Migration, political machinations and allegedly “vicious” royal briefing wars are splashed across the front pages on Sunday.

The Sunday Telegraph reports the migrant crisis has put the “Tories in peril”, with a poll showing 77% of the party’s voters have called the Government’s approach “too soft”.

Loyal Red Wall Conservative MPs have told the Sunday Express they are still backing Boris Johnson to lead them to the next General Election, but the Prime Minister has reportedly been instructed to “solve” the migration situation.
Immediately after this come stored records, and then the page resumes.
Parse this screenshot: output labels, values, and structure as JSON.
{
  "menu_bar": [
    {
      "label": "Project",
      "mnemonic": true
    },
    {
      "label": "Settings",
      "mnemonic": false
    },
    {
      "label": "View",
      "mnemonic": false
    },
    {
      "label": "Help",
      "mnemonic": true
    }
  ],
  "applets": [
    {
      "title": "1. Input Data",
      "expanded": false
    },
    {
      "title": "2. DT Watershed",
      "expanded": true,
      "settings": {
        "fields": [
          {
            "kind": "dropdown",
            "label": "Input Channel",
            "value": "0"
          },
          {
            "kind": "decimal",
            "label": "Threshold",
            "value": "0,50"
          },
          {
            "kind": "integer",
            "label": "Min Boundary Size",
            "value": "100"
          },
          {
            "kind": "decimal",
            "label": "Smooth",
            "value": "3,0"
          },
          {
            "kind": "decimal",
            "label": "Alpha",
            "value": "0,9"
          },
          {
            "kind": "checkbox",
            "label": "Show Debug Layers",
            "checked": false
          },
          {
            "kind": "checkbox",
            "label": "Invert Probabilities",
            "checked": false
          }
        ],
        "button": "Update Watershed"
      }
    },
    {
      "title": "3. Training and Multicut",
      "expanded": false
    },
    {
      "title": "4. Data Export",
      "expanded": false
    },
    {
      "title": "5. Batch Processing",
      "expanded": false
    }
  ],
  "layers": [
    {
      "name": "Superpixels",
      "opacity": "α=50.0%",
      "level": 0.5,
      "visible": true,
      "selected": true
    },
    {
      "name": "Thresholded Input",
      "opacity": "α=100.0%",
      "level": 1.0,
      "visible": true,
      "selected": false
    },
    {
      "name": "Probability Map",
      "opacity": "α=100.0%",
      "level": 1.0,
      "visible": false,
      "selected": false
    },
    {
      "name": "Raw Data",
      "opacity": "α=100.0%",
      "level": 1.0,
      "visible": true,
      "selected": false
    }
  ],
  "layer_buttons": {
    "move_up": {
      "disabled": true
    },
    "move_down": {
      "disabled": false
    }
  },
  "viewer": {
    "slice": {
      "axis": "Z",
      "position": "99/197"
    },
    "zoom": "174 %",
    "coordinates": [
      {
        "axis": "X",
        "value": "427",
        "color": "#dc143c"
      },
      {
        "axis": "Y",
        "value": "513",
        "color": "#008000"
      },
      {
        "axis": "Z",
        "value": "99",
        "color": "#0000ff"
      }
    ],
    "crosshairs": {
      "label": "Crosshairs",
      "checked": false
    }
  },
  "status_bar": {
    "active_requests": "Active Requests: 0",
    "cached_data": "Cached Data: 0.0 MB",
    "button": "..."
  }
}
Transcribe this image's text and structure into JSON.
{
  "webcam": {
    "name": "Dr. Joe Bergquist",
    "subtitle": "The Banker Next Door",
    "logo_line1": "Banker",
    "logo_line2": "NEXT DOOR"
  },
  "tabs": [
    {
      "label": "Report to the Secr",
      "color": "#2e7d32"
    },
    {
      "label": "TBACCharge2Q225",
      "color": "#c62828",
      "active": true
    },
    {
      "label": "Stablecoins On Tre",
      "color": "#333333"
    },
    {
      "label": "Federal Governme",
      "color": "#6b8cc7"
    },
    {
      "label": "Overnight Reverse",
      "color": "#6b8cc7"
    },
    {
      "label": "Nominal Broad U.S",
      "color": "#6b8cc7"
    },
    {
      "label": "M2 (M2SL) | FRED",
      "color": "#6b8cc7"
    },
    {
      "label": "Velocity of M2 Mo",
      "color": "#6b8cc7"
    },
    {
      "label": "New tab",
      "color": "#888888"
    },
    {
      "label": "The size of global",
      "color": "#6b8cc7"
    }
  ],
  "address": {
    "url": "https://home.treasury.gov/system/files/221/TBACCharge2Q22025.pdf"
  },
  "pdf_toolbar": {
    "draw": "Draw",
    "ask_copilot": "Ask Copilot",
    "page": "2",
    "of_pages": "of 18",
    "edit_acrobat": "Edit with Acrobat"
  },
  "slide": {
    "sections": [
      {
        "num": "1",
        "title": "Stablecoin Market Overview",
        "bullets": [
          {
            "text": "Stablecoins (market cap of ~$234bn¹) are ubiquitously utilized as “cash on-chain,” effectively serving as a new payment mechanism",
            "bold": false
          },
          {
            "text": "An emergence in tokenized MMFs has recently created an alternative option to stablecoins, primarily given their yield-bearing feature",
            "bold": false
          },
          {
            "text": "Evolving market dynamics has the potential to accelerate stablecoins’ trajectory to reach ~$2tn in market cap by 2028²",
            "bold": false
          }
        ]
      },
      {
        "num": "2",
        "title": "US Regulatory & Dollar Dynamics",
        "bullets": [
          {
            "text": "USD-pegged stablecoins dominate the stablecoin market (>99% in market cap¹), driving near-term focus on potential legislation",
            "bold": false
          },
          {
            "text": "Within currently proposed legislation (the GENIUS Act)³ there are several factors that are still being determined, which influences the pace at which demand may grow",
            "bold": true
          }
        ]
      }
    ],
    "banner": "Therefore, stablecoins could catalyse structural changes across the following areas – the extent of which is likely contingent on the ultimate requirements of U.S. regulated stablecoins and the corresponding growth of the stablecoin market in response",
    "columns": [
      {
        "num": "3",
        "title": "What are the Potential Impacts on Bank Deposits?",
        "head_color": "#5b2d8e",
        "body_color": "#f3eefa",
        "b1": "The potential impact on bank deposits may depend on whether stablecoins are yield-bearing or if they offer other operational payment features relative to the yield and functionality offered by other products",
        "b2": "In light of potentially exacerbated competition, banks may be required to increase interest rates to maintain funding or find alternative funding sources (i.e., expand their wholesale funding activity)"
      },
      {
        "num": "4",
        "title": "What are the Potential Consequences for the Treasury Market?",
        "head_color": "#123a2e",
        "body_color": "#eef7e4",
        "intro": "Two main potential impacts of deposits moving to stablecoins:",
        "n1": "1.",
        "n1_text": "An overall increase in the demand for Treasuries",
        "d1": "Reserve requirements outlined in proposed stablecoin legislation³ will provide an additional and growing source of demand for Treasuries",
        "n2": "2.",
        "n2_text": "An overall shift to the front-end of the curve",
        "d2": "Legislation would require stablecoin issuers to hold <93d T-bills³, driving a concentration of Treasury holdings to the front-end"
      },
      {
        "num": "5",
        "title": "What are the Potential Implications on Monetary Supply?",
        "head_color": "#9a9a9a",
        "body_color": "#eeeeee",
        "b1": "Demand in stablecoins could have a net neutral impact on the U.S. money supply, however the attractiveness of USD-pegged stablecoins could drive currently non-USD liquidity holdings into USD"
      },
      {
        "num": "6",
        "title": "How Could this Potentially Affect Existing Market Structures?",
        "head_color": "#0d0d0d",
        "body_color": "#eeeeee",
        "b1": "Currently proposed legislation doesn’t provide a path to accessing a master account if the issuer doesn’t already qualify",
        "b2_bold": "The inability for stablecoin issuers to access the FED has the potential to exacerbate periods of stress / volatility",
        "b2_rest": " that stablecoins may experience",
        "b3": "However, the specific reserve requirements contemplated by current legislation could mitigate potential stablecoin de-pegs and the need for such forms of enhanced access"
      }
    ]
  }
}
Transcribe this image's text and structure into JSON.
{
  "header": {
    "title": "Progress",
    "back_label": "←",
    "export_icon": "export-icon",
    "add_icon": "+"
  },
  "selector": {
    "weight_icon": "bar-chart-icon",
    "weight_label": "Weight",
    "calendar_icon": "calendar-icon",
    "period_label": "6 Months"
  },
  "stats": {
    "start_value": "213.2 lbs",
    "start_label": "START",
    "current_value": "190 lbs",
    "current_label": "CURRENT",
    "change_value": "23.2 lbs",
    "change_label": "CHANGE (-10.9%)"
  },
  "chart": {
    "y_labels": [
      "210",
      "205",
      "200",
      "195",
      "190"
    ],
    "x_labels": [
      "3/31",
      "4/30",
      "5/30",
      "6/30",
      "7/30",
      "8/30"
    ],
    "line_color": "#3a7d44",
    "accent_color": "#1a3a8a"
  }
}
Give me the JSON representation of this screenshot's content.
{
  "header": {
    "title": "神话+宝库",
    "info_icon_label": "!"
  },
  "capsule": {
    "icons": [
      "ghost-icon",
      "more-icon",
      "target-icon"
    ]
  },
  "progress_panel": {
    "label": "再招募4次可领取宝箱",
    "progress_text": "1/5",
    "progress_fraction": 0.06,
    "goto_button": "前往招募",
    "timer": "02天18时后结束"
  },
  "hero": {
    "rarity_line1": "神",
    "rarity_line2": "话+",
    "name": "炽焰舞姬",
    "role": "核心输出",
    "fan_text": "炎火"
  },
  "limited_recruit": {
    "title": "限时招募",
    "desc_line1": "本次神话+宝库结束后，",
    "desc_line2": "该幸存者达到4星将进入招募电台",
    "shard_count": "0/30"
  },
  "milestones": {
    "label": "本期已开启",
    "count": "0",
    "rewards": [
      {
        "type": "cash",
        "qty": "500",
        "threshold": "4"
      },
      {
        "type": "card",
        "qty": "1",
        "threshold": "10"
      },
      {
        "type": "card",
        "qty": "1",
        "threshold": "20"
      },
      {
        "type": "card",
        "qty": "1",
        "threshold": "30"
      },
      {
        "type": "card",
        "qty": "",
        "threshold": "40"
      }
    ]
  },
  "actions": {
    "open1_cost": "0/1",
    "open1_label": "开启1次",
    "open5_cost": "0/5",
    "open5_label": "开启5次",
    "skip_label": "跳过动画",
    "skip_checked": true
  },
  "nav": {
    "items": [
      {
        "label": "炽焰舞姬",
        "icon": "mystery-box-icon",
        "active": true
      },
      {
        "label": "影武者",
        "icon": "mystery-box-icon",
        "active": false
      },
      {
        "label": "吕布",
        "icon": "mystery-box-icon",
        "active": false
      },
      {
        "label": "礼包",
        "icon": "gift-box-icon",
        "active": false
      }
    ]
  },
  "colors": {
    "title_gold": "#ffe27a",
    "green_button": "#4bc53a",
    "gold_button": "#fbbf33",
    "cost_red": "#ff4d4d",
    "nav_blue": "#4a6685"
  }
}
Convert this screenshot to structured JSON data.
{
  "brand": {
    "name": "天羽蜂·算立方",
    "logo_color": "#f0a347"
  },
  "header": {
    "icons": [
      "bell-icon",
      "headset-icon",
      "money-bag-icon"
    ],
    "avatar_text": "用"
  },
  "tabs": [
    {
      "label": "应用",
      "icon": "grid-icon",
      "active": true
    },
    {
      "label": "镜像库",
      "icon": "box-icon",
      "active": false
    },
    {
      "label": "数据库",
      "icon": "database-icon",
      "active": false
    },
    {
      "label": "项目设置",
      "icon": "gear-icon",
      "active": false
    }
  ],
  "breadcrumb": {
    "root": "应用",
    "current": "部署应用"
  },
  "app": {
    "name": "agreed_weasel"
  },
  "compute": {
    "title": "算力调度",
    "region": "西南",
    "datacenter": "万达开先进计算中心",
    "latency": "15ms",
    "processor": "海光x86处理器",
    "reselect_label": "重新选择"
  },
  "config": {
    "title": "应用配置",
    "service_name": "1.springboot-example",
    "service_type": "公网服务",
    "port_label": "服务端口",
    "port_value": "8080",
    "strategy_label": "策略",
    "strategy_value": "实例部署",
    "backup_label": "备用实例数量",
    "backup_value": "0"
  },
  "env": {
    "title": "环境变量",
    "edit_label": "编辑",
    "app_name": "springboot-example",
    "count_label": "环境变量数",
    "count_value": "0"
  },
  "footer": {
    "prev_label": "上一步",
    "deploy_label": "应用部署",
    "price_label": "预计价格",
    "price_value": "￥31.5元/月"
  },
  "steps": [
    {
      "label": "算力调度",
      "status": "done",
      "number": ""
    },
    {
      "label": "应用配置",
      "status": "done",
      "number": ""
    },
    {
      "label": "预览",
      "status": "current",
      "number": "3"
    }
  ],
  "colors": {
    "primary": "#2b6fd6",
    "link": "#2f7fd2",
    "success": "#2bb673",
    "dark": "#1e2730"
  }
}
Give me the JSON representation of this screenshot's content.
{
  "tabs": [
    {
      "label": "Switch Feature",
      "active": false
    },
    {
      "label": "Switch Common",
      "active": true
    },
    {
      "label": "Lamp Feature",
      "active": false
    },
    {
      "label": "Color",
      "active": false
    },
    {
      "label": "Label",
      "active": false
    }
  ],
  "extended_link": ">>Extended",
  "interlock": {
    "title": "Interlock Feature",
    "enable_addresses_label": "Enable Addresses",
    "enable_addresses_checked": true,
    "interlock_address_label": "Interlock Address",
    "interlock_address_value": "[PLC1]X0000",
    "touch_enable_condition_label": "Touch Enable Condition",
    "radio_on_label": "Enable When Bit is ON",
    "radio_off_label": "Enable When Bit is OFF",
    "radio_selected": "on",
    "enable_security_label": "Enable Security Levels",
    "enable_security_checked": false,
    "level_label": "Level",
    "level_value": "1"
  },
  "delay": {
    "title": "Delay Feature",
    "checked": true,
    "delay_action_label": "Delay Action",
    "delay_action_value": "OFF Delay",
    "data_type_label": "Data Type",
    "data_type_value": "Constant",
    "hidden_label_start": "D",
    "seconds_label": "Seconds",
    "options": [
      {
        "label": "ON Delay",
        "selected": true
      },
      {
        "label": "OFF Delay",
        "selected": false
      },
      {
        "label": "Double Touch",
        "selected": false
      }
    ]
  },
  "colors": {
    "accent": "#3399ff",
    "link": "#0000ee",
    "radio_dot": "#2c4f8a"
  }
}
Senior Tories have urged the PM to abandon plans for many of England’s poorest pensioners to pay more for their social care or risk another “humiliating” Government u-turn, reports The Observer.

The Sunday Mirror decries the “bare-faced cheek of Boris” alongside a photograph of a maskless Mr Johnson on a crowded northern train “hit by HS2 axe”.

Meanwhile, police express fears in The Independent that terrorists are “slipping through the net” amid the pandemic after figures showed the number of people flagged for radicalisation fell by a fifth in a year.

Sajid Javid has commissioned a review into possible racial and gender bias in medical devices, according to The Sunday Times, which adds that such technology “made for white people” may have driven higher minority fatality rates in the pandemic.

Senior royals including the Queen will refuse to co-operate with the BBC after the corporation refused them an advance screening of a documentary “alleging vicious briefing wars” between members of the family, according to The Mail on Sunday.

And the Daily Star Sunday says “we’re in the grit!” for winter due to a shortage of gritter drivers and low salt reserves.